The Iraq War: Over, Not Quite Out
Back in 2008, George W. Bush was asked to respond to Republican presidential candidate John McCain's primary trail claim that American troops could be in Iraq for 100 years or more.
"I don't know if 100 years is the right number," said Bush. "That's a long time."
Looks like Bush was right. On Thursday, Defense Secretary Leon Panetta held court in an open-air cement bunker in the former Baghdad airport turned military base and announced the official end to the American occupation in Iraq, congratulating the more than one million Americans in service for contributing to their "remarkable progress" in the region.
“Let me be clear: Iraq will be tested in the days ahead—by terrorism, and by those who would seek to divide, by economic and social issues, by the demands of democracy itself,” Mr. Panetta said, according to the New York Times. “Challenges remain, but the U.S. will be there to stand by the Iraqi people as they navigate those challenges to build a stronger and more prosperous nation.”
While the news ensures many joyful reunions with families and loved ones over the holidays, the emotions surrounding the withdrawal are decidedly conflicted. In stark contrast to the bombast that accompanied America's entry into the region, the exit ceremony was subdued, paying homage to the 4,487 American lives lost and 32,226 wounded in action and acknowledging much still needed to be done in the region.
Here are more key statistics from the war:
In 2007, at the height of the war, there were 505 coalition bases and more than 170,000 troops in Iraq. Today there are two bases.
About $1 trillion of U.S. taxpayer funds were spent or approved for spending for Iraq through 2011.
30 percent of U.S. troops developed serious mental-health problems within three to four months of returning home.
82 percent of Iraqis were "strongly opposed" to coalition troops.
It cost $390,000 to deploy just one U.S. soldier for one year in Iraq.
Number of U.S. troops remaining in Iraq now that the war is over: 4,000.
The question we're left with is this: Nearly nine years after it began, was the Iraq conflict worth it?
Critics of the war point to the hundreds of billions of dollars spent, the hundreds of thousands of civilian lives lost, and the damage done to our reputation in the region, where many still consider the U.S.-led attack unprovoked.
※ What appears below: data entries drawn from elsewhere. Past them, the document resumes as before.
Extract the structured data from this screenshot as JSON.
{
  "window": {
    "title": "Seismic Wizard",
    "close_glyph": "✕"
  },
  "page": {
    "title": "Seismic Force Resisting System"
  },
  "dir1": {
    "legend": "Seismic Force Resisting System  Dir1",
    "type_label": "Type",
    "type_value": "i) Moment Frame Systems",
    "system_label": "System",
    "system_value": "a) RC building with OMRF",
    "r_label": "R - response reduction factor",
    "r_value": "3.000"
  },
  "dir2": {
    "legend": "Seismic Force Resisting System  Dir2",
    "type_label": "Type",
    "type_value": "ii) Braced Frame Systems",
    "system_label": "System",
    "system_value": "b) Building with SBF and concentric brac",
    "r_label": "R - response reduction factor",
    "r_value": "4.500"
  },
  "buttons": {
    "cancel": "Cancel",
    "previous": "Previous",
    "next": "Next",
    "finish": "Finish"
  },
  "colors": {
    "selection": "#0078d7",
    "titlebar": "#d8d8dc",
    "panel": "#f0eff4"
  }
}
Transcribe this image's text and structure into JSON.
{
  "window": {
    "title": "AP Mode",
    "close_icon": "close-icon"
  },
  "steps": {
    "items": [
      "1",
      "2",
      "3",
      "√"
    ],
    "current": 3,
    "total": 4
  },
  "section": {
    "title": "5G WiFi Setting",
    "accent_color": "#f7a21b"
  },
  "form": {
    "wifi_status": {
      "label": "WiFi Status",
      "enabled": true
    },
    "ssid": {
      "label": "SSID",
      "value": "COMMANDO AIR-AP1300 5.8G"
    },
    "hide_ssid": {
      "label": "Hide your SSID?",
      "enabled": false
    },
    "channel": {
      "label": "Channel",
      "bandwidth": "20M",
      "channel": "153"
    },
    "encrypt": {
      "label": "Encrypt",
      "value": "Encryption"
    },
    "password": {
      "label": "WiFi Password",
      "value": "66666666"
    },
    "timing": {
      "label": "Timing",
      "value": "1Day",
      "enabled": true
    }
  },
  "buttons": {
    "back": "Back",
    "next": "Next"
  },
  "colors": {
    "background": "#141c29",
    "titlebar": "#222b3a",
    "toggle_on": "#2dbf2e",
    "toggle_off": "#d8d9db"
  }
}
Supporters of the war argue that although we went to Iraq looking for weapons of mass destruction, even though no WMDs were found, the world is better off without Saddam Hussein, and that instilling democracy in the region will pay dividends for future generations.
"Those lives have not been lost in vain," said Panetta to NPR. "They gave life to an independent, free and sovereign Iraq. And because of the sacrifices made, these years of war have now yielded to a new era of opportunity."
Whether Panetta's forecast is true or not, only time will tell.